Cross-process isolation and the timing oracle
The engine is single-in-flight per die and shares firmware and DART state across clients, so two processes that both submit work contend for one queue. That contention produces a cross-process timing side-channel, confirmed on the M1, that leaks engine occupancy while leaving data confidentiality intact.
A measuring process running a single tiny matmul in a continuous zero-copy loop is near the dispatch floor, where it is sensitive to anything that delays its turn at the engine. Alone, that process reads a median per-call latency of 153 microseconds. The moment a second process holds the engine with a heavy compute-bound load, the measuring process jumps to a median of about 355 microseconds, a 2.3x increase, because the shared single-in-flight queue serializes its calls behind the contender's. Toggling the contender on and off produces a distinct square wave in the victim's latency that tracks the schedule at the exact toggle edges with no false transitions across a 10-second run. Table 32.3 gives the victim per-call latency as the contender toggles between idle and heavy.
| Contender state | Victim latency p50 | samples |
|---|---|---|
| off (idle) | 152 microseconds | 32 499 |
| on (heavy) | 355 microseconds | 10 943 |
| delta | +202 microseconds (2.33x) |
Table 32.3. Victim per-call latency tracking a contender toggled on and off on a shared M1 engine, bucketed at 250 ms.
The channel reads occupancy, not workload magnitude. A near-fixed serialization step of about +178 microseconds appears the instant the contender holds the queue at all, so even its tiniest workload pays almost the full penalty. Beyond that step there is only a weak monotonic trend, from 333 microseconds to 395 microseconds as the contender's work grows by a factor of roughly 64. The victim thus reliably learns that a co-tenant is running and a rough busy fraction, but cannot finely size individual operations from latency alone. The signal is engine-queue serialization rather than unified-memory bandwidth: a concurrent 1 GB-per-loop CPU memory-copy hog moves the victim's latency by only 4 microseconds (a factor of 1.03), so only engine contention drives it.
As a covert or signature channel the resolution is about 20 to 50 ms. Single contender pulses down to 20 ms were each detected. A random 16-bit pattern sent at 0.4 s per symbol was recovered at 14 of 16 bits with a median-threshold detector, with the two tail errors attributable to end-of-run clock drift rather than channel capacity. This puts the practical channel at roughly 20 to 50 bit/s, enough to read a co-tenant's presence, the timing of an inference, and a coarse duty cycle.

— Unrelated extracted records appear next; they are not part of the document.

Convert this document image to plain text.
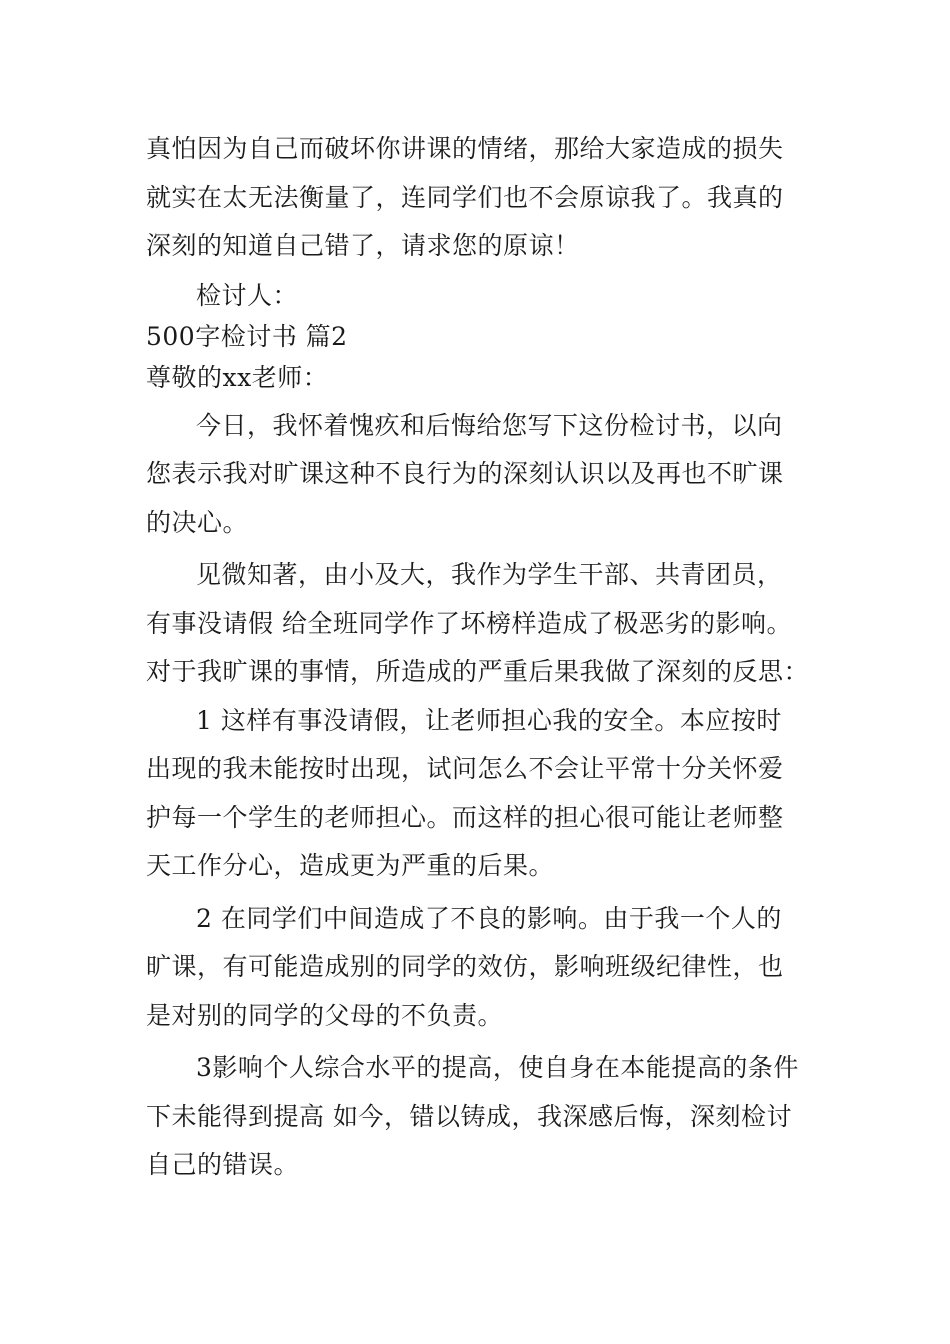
真怕因为自己而破坏你讲课的情绪，那给大家造成的损失
就实在太无法衡量了，连同学们也不会原谅我了。我真的
深刻的知道自己错了，请求您的原谅！
检讨人：
500字检讨书 篇2
尊敬的xx老师：
今日，我怀着愧疚和后悔给您写下这份检讨书，以向
您表示我对旷课这种不良行为的深刻认识以及再也不旷课
的决心。
见微知著，由小及大，我作为学生干部、共青团员，
有事没请假 给全班同学作了坏榜样造成了极恶劣的影响。
对于我旷课的事情，所造成的严重后果我做了深刻的反思：
1 这样有事没请假，让老师担心我的安全。本应按时
出现的我未能按时出现，试问怎么不会让平常十分关怀爱
护每一个学生的老师担心。而这样的担心很可能让老师整
天工作分心，造成更为严重的后果。
2 在同学们中间造成了不良的影响。由于我一个人的
旷课，有可能造成别的同学的效仿，影响班级纪律性，也
是对别的同学的父母的不负责。
3影响个人综合水平的提高，使自身在本能提高的条件
下未能得到提高 如今，错以铸成，我深感后悔，深刻检讨
自己的错误。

Data isolation holds under the same contention. Three processes ran distinct programs concurrently, each with distinct seeds and weights and each self-checking its output against its own fp32 reference for 3000 rounds. All 9000 of 9000 checks were correct with zero mismatches and a maximum relative error of 0.0003, which is pure fp16 rounding. No output ever reflected another process's inputs or weights. A separate run held 60 distinct program handles across three processes (20 each) and re-executed every one after all were loaded, with 60 of 60 compiling and re-running and no cross-process eviction at that scale.
The root cause is single-in-flight-per-die scheduling, and there is no per-call isolation control exposed; masking a sensitive workload's duty cycle requires coarse-grain time-slicing, batching, or constant-rate padding above the queue rather than any engine setting.